The smaller the laptop, the tighter the key spacing. If you want tight keys, you need to look at a small screen.
Maybe, but I would look for laptops with a numpad and tab/capslock/enter/backspace keys. That will necessarily mean the center keys aren't too widely spaced.
He can buy his own windows box with the money he makes working at his after-school job.
I don't have kids, but that seems inefficient, given that an adult earns several times more and has 4x more time available for working. That's like a marriage between a millionaire and an average joe where the millionaire demands the other guy contribute 50/50 to vacations.
Like a parent (usually) brings a kid along for vacations, some reasonable amount of entertainment is something a parent should also pay for. Perhaps offering a cheap laptop, or just giving the money to be put toward a better laptop? Or offering to match the kid's monetary contribution, up to the price of a computer that doesn't totally suck, which incidentally is the same price for Linux or Windows.
Even that model falls down very quickly for non-trivial cases. For example, last I checked user a LWP::UserAgent across threads was a fail...
I understand why it's such a mess; threading was something added as a bag on the side rather than having the interpreter designed around it. I'd just have preferred to see Perl 6 as a compatible refactoring rather than as a new-ish language.
You mean creating one UserAgent per thread doesn't cut it?

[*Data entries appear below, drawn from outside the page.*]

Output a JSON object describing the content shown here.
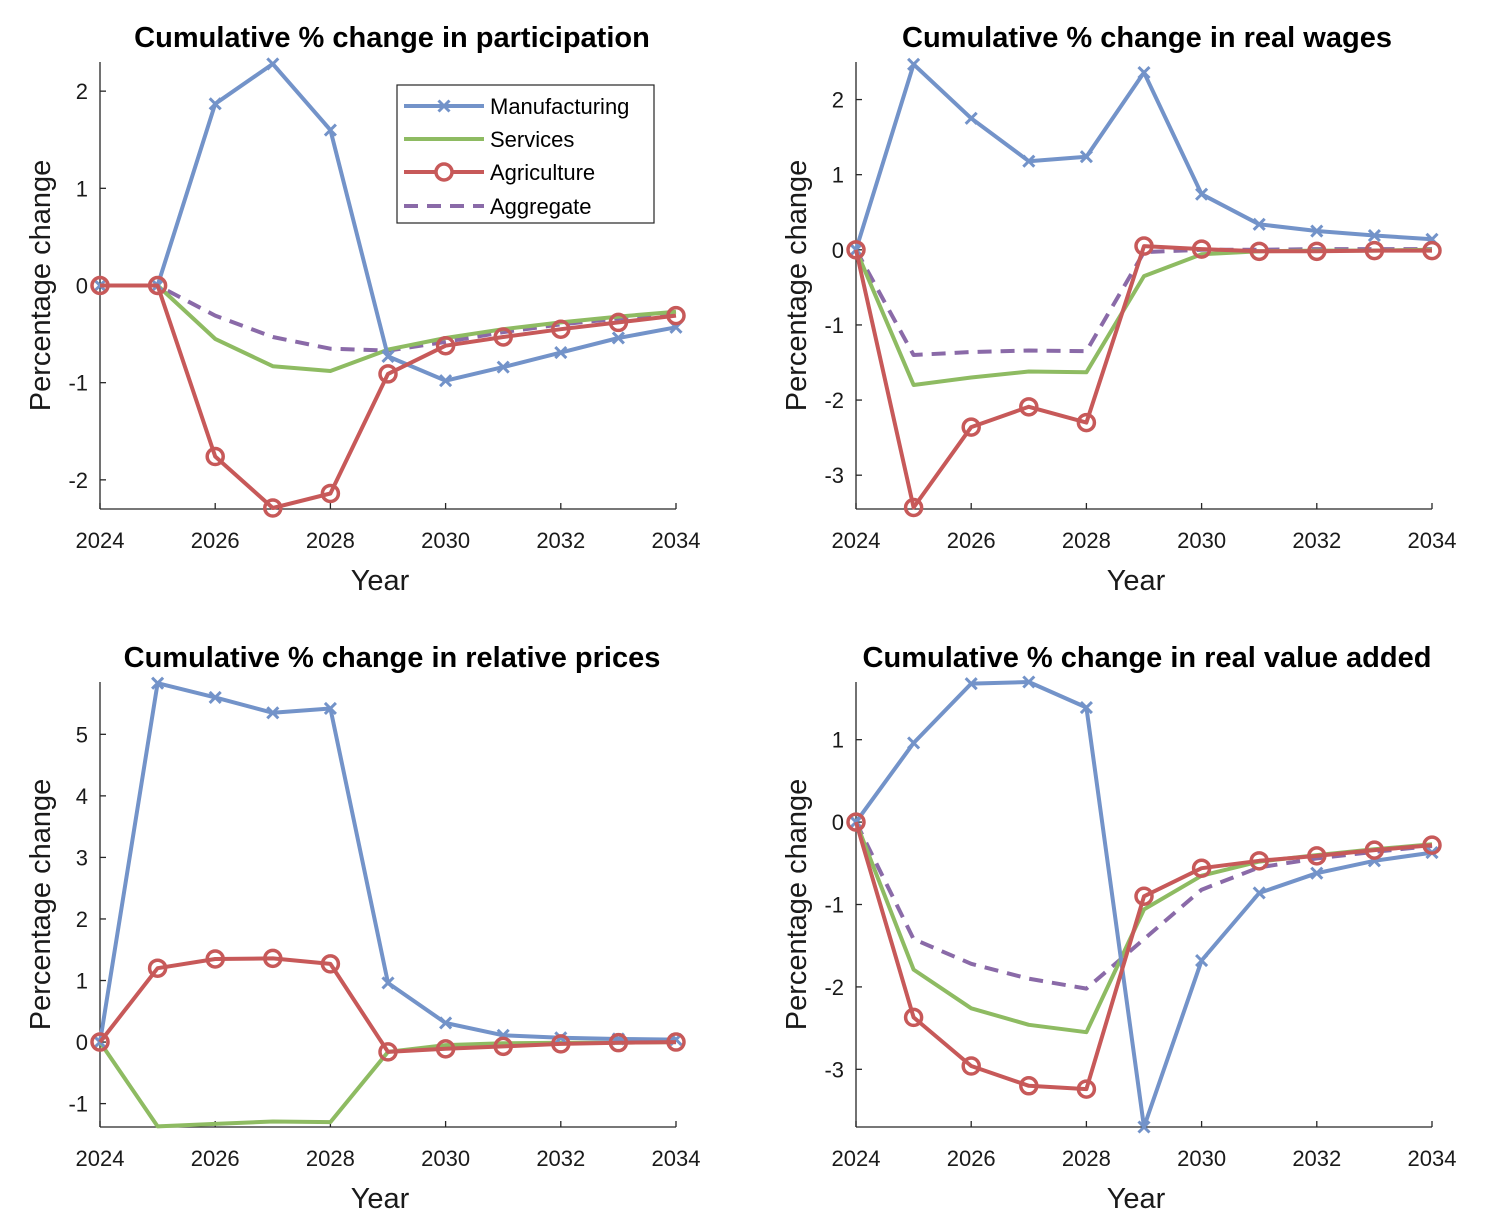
{
  "colors": {
    "manufacturing": "#7393c9",
    "services": "#8ebb62",
    "agriculture": "#c75959",
    "aggregate": "#8a6aa8"
  },
  "legend": {
    "placement": "top-right of first panel",
    "entries": [
      "Manufacturing",
      "Services",
      "Agriculture",
      "Aggregate"
    ]
  },
  "chart_data": [
    {
      "type": "line",
      "title": "Cumulative % change in participation",
      "xlabel": "Year",
      "ylabel": "Percentage change",
      "x": [
        2024,
        2025,
        2026,
        2027,
        2028,
        2029,
        2030,
        2031,
        2032,
        2033,
        2034
      ],
      "xlim": [
        2024,
        2034
      ],
      "ylim": [
        -2.3,
        2.3
      ],
      "xticks": [
        2024,
        2026,
        2028,
        2030,
        2032,
        2034
      ],
      "yticks": [
        -2,
        -1,
        0,
        1,
        2
      ],
      "series": [
        {
          "name": "Manufacturing",
          "values": [
            0,
            0,
            1.87,
            2.28,
            1.6,
            -0.73,
            -0.98,
            -0.84,
            -0.69,
            -0.54,
            -0.43
          ]
        },
        {
          "name": "Services",
          "values": [
            0,
            0,
            -0.55,
            -0.83,
            -0.88,
            -0.66,
            -0.54,
            -0.45,
            -0.38,
            -0.32,
            -0.27
          ]
        },
        {
          "name": "Agriculture",
          "values": [
            0,
            0,
            -1.76,
            -2.29,
            -2.14,
            -0.91,
            -0.62,
            -0.53,
            -0.45,
            -0.38,
            -0.31
          ]
        },
        {
          "name": "Aggregate",
          "values": [
            0,
            0,
            -0.31,
            -0.53,
            -0.65,
            -0.67,
            -0.58,
            -0.48,
            -0.4,
            -0.34,
            -0.28
          ]
        }
      ]
    },
    {
      "type": "line",
      "title": "Cumulative % change in real wages",
      "xlabel": "Year",
      "ylabel": "Percentage change",
      "x": [
        2024,
        2025,
        2026,
        2027,
        2028,
        2029,
        2030,
        2031,
        2032,
        2033,
        2034
      ],
      "xlim": [
        2024,
        2034
      ],
      "ylim": [
        -3.45,
        2.5
      ],
      "xticks": [
        2024,
        2026,
        2028,
        2030,
        2032,
        2034
      ],
      "yticks": [
        -3,
        -2,
        -1,
        0,
        1,
        2
      ],
      "series": [
        {
          "name": "Manufacturing",
          "values": [
            0,
            2.47,
            1.75,
            1.18,
            1.24,
            2.36,
            0.74,
            0.34,
            0.25,
            0.19,
            0.14
          ]
        },
        {
          "name": "Services",
          "values": [
            0,
            -1.8,
            -1.7,
            -1.62,
            -1.63,
            -0.35,
            -0.06,
            -0.02,
            -0.01,
            -0.01,
            0
          ]
        },
        {
          "name": "Agriculture",
          "values": [
            0,
            -3.43,
            -2.36,
            -2.09,
            -2.3,
            0.05,
            0.01,
            -0.02,
            -0.02,
            -0.01,
            -0.01
          ]
        },
        {
          "name": "Aggregate",
          "values": [
            0,
            -1.4,
            -1.36,
            -1.34,
            -1.35,
            -0.03,
            0,
            0,
            0.01,
            0.01,
            0.01
          ]
        }
      ]
    },
    {
      "type": "line",
      "title": "Cumulative % change in relative prices",
      "xlabel": "Year",
      "ylabel": "Percentage change",
      "x": [
        2024,
        2025,
        2026,
        2027,
        2028,
        2029,
        2030,
        2031,
        2032,
        2033,
        2034
      ],
      "xlim": [
        2024,
        2034
      ],
      "ylim": [
        -1.38,
        5.85
      ],
      "xticks": [
        2024,
        2026,
        2028,
        2030,
        2032,
        2034
      ],
      "yticks": [
        -1,
        0,
        1,
        2,
        3,
        4,
        5
      ],
      "series": [
        {
          "name": "Manufacturing",
          "values": [
            0,
            5.83,
            5.6,
            5.35,
            5.42,
            0.96,
            0.31,
            0.11,
            0.07,
            0.05,
            0.04
          ]
        },
        {
          "name": "Services",
          "values": [
            0,
            -1.37,
            -1.33,
            -1.29,
            -1.3,
            -0.16,
            -0.05,
            -0.02,
            -0.01,
            -0.01,
            0
          ]
        },
        {
          "name": "Agriculture",
          "values": [
            0,
            1.2,
            1.35,
            1.36,
            1.27,
            -0.16,
            -0.11,
            -0.07,
            -0.03,
            -0.01,
            0
          ]
        }
      ]
    },
    {
      "type": "line",
      "title": "Cumulative % change in real value added",
      "xlabel": "Year",
      "ylabel": "Percentage change",
      "x": [
        2024,
        2025,
        2026,
        2027,
        2028,
        2029,
        2030,
        2031,
        2032,
        2033,
        2034
      ],
      "xlim": [
        2024,
        2034
      ],
      "ylim": [
        -3.7,
        1.7
      ],
      "xticks": [
        2024,
        2026,
        2028,
        2030,
        2032,
        2034
      ],
      "yticks": [
        -3,
        -2,
        -1,
        0,
        1
      ],
      "series": [
        {
          "name": "Manufacturing",
          "values": [
            0,
            0.96,
            1.68,
            1.7,
            1.39,
            -3.7,
            -1.68,
            -0.86,
            -0.62,
            -0.47,
            -0.37
          ]
        },
        {
          "name": "Services",
          "values": [
            0,
            -1.79,
            -2.26,
            -2.46,
            -2.55,
            -1.06,
            -0.65,
            -0.48,
            -0.4,
            -0.33,
            -0.27
          ]
        },
        {
          "name": "Agriculture",
          "values": [
            0,
            -2.37,
            -2.96,
            -3.2,
            -3.24,
            -0.9,
            -0.56,
            -0.47,
            -0.41,
            -0.34,
            -0.28
          ]
        },
        {
          "name": "Aggregate",
          "values": [
            0,
            -1.42,
            -1.72,
            -1.9,
            -2.02,
            -1.42,
            -0.82,
            -0.55,
            -0.44,
            -0.36,
            -0.29
          ]
        }
      ]
    }
  ]
}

Because that seems like par for the course.
As for why threading is a mess, it's not only because it was bolted on. I suspect it's also because Perl team didn't take one big shortcut that Ruby and Python did: Perl doesn't use a global interpreter lock to prevent more than one thread from accessing just about any functions/data at the same time as another thread. I was amazed when I found out that in Python, four threads doing computations won't accomplish any more than a single thread. This seems like cheating: they aren't threads at all. No more useful than coroutines. Perhaps not taking that shortcut slowed Perl's progress. (I don't think Java or .NET have pathetic global locking either, but huge time and money went into their development. Haskell doesn't have a global interpreter lock, but Haskell was created by the type of people that do quantum physics for fun.)
It is so much more than that. The type system is extremely powerful and useful for implicit error checking. For example, I just defined a "Team" type to be a nonempty list of integers where each integer is a valid team member. So any time the application gets array data from the network that's supposed to describe a team, it's automatically error checked without needing to be deserialized to a custom class (or god forbid, calling "assert(is-team(team))" each time). I wrote the rule that the array must conform to, so creating/changing it in a way that it no longer follows the rule is an error.

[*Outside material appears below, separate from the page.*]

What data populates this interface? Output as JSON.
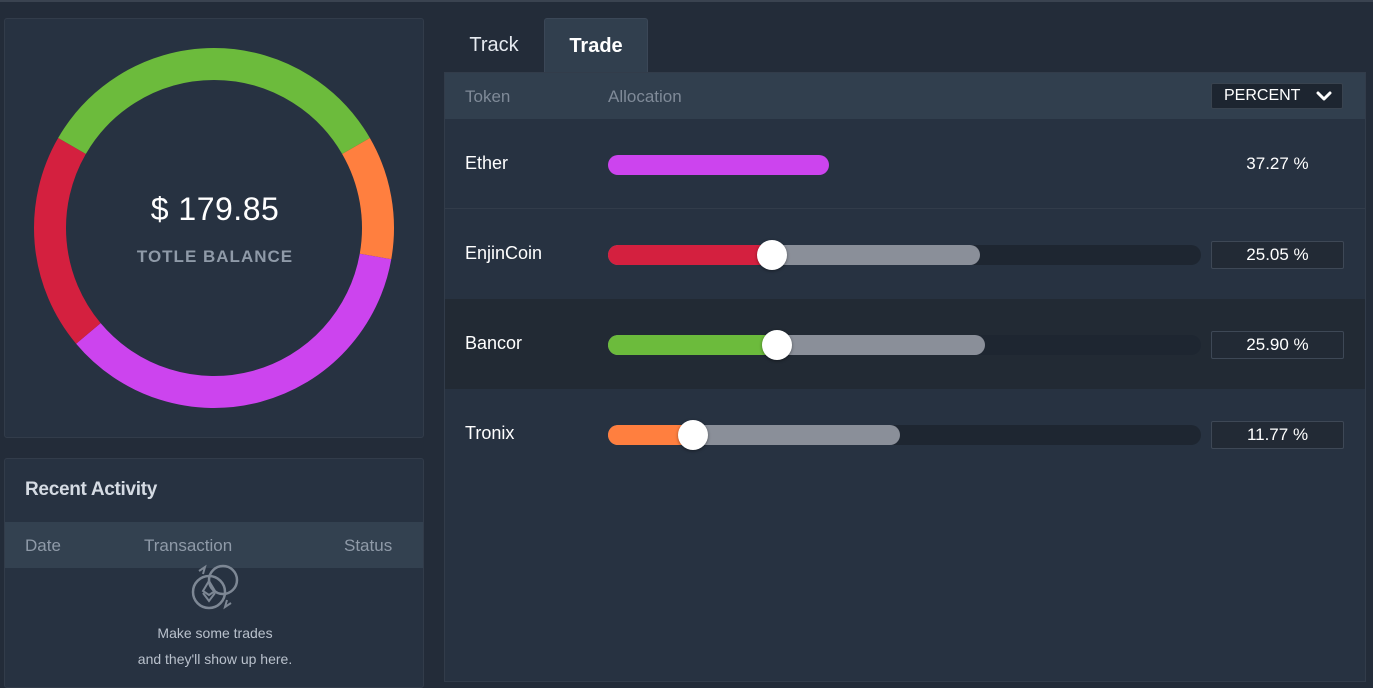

The same power goes into parameter parsing for function overloading. You're not limited to overloading based on classes and number of arguments. You can overload based on the characteristics/values of the arguments, so a recursive base case could be called based on a trait of the argument. It should cut down on errors, because you know you'll never forget the check that calls the base case since it's automatic once defined as a function overload.
Perl 6 is a very big language, and I haven't mentioned things like its parsing library, which might be its killer feature if you need to write parsers.